Sorties les mercredis 10 mars 1976 et 9 septembre 2020


 


C’est une histoire sympathique que raconte Jean-Daniel Pollet dans L’Acrobate  : celle d’un garçon de bains-douches à qui manque l’argent nécessaire pour coucher avec Fumée, la prostituée d’en face. Elle le fait bien parfois gratuitement pour qui la séduit, mais pour cela, le baratin ne suffit pas : "C’est pas ce qui la fait fondre", il y faut quelque chose de spécial, un truc, quoi ! Et Léon, avec sa drôle de gueule, sa taille menue, sait bien ne pas l’avoir.


 


 

Le knack de Léon, ça va être le tango, le vrai, l’argentin, celui qui fait plus sexe. De leçon en leçon, de compétitions en championnats, Léon devient roi du tango et amant de Fumée. Sur ce thème de conte de fée, Jean-Daniel Pollet a tourné un film ironique et délicat, en demi-teintes, dont l’atout premier est Claude Melki. Il a la mimique des grands acteurs du cinéma muet, le visage immobile aux grands yeux de Buster Keaton, l’agilité de Charlot dévalant un escalier avec un verre plein en équilibre sur un plateau. Il y a aussi quelque chose de leurs personnages dans celui de Léon, un petit brimé par les fiers-à-bras du Bains-douches, qui conquiert sa belle à force de ténacité.


 


 

Son personnage n’est jamais pitoyable, n’appelle pas la condescendance. Dès les premières scènes où il apprend à maîtriser les figures compliquées du tango, on le sent capable de transformer les sinistres couloirs de l’établissement en palais de comédie musicale.

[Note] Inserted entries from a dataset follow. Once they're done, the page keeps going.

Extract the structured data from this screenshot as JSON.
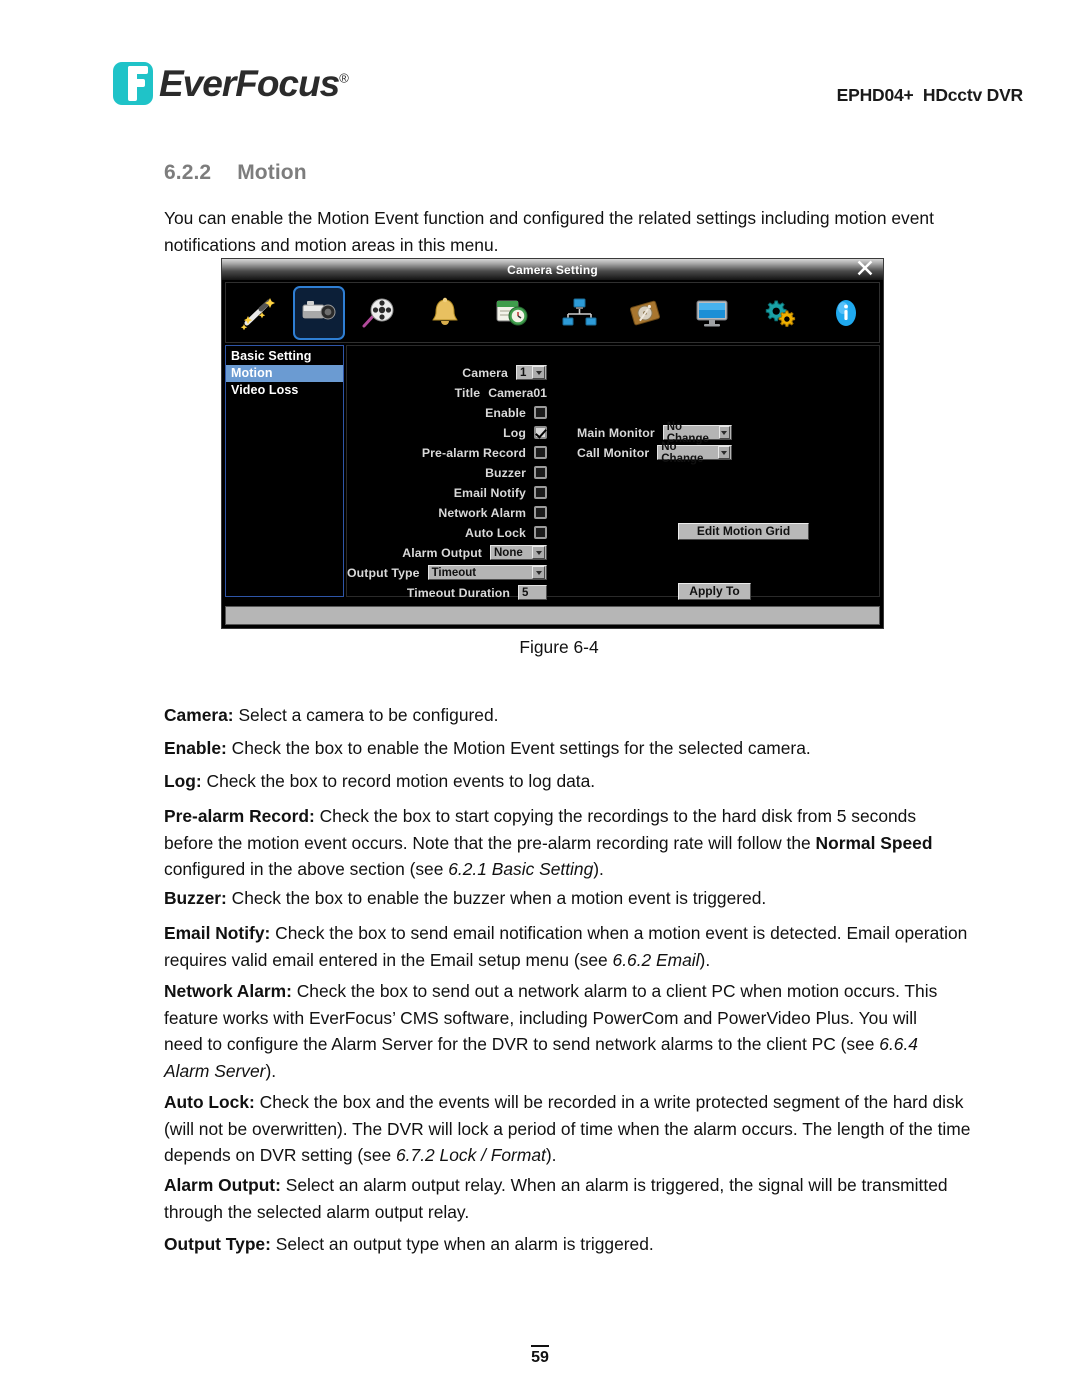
{
  "header": {
    "logo_text": "EverFocus",
    "logo_reg": "®",
    "model": "EPHD04+  HDcctv DVR"
  },
  "section": {
    "number": "6.2.2",
    "title": "Motion",
    "intro": "You can enable the Motion Event function and configured the related settings including motion event notifications and motion areas in this menu."
  },
  "figure": {
    "caption": "Figure 6-4",
    "dialog": {
      "title": "Camera Setting",
      "close_icon": "✕",
      "toolbar_icons": [
        "magic-wand-icon",
        "camera-icon",
        "film-reel-icon",
        "bell-icon",
        "schedule-clock-icon",
        "network-icon",
        "hard-disk-icon",
        "monitor-icon",
        "gears-icon",
        "info-icon"
      ],
      "sidebar": [
        {
          "label": "Basic Setting",
          "active": false
        },
        {
          "label": "Motion",
          "active": true
        },
        {
          "label": "Video Loss",
          "active": false
        }
      ],
      "fields": {
        "camera_label": "Camera",
        "camera_value": "1",
        "title_label": "Title",
        "title_value": "Camera01",
        "enable_label": "Enable",
        "enable_checked": false,
        "log_label": "Log",
        "log_checked": true,
        "prealarm_label": "Pre-alarm Record",
        "prealarm_checked": false,
        "buzzer_label": "Buzzer",
        "buzzer_checked": false,
        "email_label": "Email Notify",
        "email_checked": false,
        "network_label": "Network Alarm",
        "network_checked": false,
        "autolock_label": "Auto Lock",
        "autolock_checked": false,
        "alarm_output_label": "Alarm Output",
        "alarm_output_value": "None",
        "output_type_label": "Output Type",
        "output_type_value": "Timeout",
        "timeout_label": "Timeout Duration",
        "timeout_value": "5",
        "main_monitor_label": "Main Monitor",
        "main_monitor_value": "No Change",
        "call_monitor_label": "Call Monitor",
        "call_monitor_value": "No Change"
      },
      "buttons": {
        "edit_motion_grid": "Edit Motion Grid",
        "apply_to": "Apply To"
      }
    }
  },
  "descriptions": [
    {
      "term": "Camera:",
      "body": " Select a camera to be configured."
    },
    {
      "term": "Enable:",
      "body": " Check the box to enable the Motion Event settings for the selected camera."
    },
    {
      "term": "Log:",
      "body": " Check the box to record motion events to log data."
    },
    {
      "term": "Pre-alarm Record:",
      "body": " Check the box to start copying the recordings to the hard disk from 5 seconds before the motion event occurs. Note that the pre-alarm recording rate will follow the "
    },
    {
      "term": "Buzzer:",
      "body": " Check the box to enable the buzzer when a motion event is triggered."
    },
    {
      "term": "Email Notify:",
      "body": " Check the box to send email notification when a motion event is detected. Email operation requires valid email entered in the Email setup menu (see "
    },
    {
      "term": "Network Alarm:",
      "body": " Check the box to send out a network alarm to a client PC when motion occurs. This feature works with EverFocus’ CMS software, including PowerCom and PowerVideo Plus. You will need to configure the Alarm Server for the DVR to send network alarms to the client PC (see "
    },
    {
      "term": "Auto Lock:",
      "body": " Check the box and the events will be recorded in a write protected segment of the hard disk (will not be overwritten). The DVR will lock a period of time when the alarm occurs. The length of the time depends on DVR setting (see "
    },
    {
      "term": "Alarm Output:",
      "body": " Select an alarm output relay. When an alarm is triggered, the signal will be transmitted through the selected alarm output relay."
    },
    {
      "term": "Output Type:",
      "body": " Select an output type when an alarm is triggered."
    }
  ],
  "inline": {
    "normal_speed": "Normal Speed",
    "prealarm_tail_1": " configured in the above section (see ",
    "ref_621": "6.2.1 Basic Setting",
    "ref_662": "6.6.2 Email",
    "ref_664": "6.6.4 Alarm Server",
    "ref_672": "6.7.2 Lock / Format",
    "close_paren": ")."
  },
  "footer": {
    "page_number": "59"
  }
}
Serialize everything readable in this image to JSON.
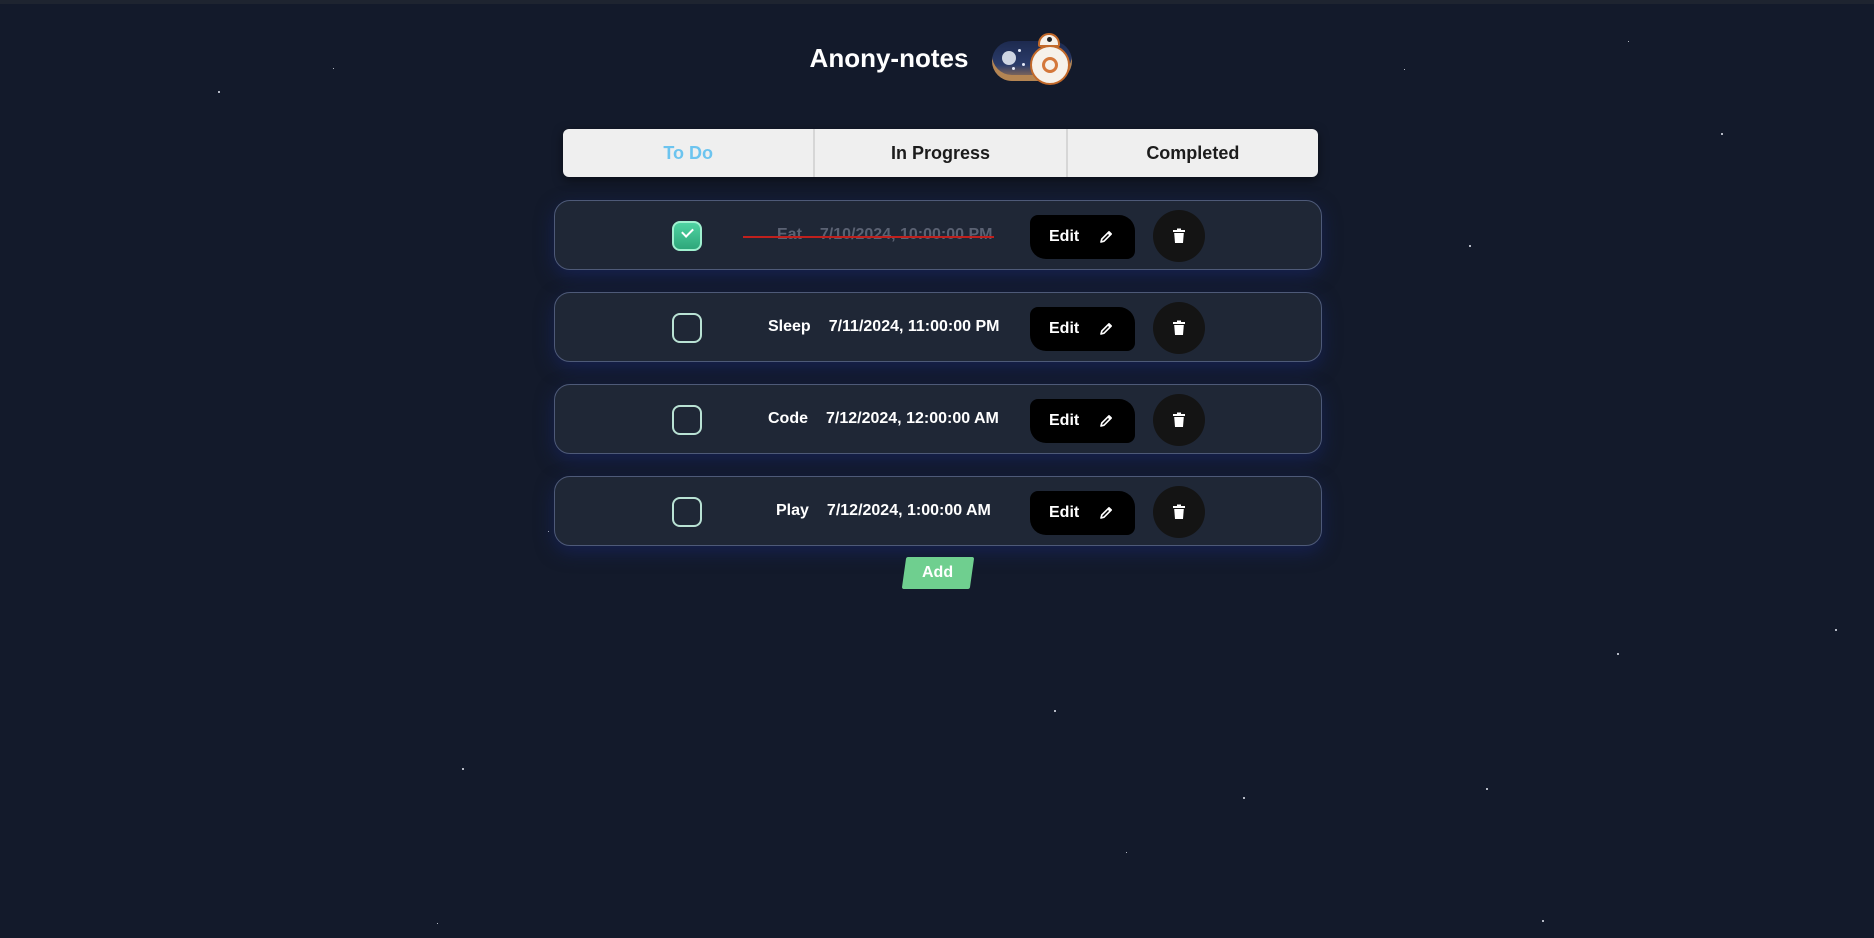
{
  "app": {
    "title": "Anony-notes",
    "theme_toggle_icon": "dark-mode-toggle-bb8-icon"
  },
  "tabs": [
    {
      "label": "To Do",
      "active": true
    },
    {
      "label": "In Progress",
      "active": false
    },
    {
      "label": "Completed",
      "active": false
    }
  ],
  "tasks": [
    {
      "name": "Eat",
      "datetime": "7/10/2024, 10:00:00 PM",
      "checked": true
    },
    {
      "name": "Sleep",
      "datetime": "7/11/2024, 11:00:00 PM",
      "checked": false
    },
    {
      "name": "Code",
      "datetime": "7/12/2024, 12:00:00 AM",
      "checked": false
    },
    {
      "name": "Play",
      "datetime": "7/12/2024, 1:00:00 AM",
      "checked": false
    }
  ],
  "actions": {
    "edit_label": "Edit",
    "edit_icon": "pencil-icon",
    "delete_icon": "trash-icon",
    "add_label": "Add"
  },
  "colors": {
    "background": "#131a2b",
    "active_tab": "#6cc4ef",
    "add_button": "#6fcf8f",
    "checkbox_checked": "#3cc08f",
    "strike": "#c0201d"
  }
}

Claude Melki a appris le tango en cours de tournage et l’euphorie que dégage le film est due à la lente appropriation d’une technique qui métamorphose en même temps l’acteur et le personnage.


 

Si le film de Jean-Daniel Pollet n’est pas seulement une comédie porteuse de rêve, c’est qu’il a tourné dans le milieu réel des petites salles de quartier, celui des compétitions un peu minables, un monde clinquant et en toc qui rappelle celui des foires.


 


 

Les leçons se déroulent chez Georges et Rosy, qui jouent leurs rôles de professeurs de tango et parlent avec passion de leur art. D’où ce poids de réalité et de naturel qui équilibre le côté farfelu et lunaire de l’histoire. Un petit chef-d’œuvre en mineur.

Andrée Tournès
Jeune Cinéma n° 95, mai-juin 1976


L’Acrobate. Réal, sc : Jean-Daniel Pollet ; sc : Jacques Lourcelles ; ph : Alain Levent ; mont : Suzanne Baron ; mu : Antoine Duhamel. Int : Claude Melki, Laurence Bru, Guy Marchand, Marion Game, Micheline Dax, Édith Scob, Georges et Rosy (France, 1976, 101 mn).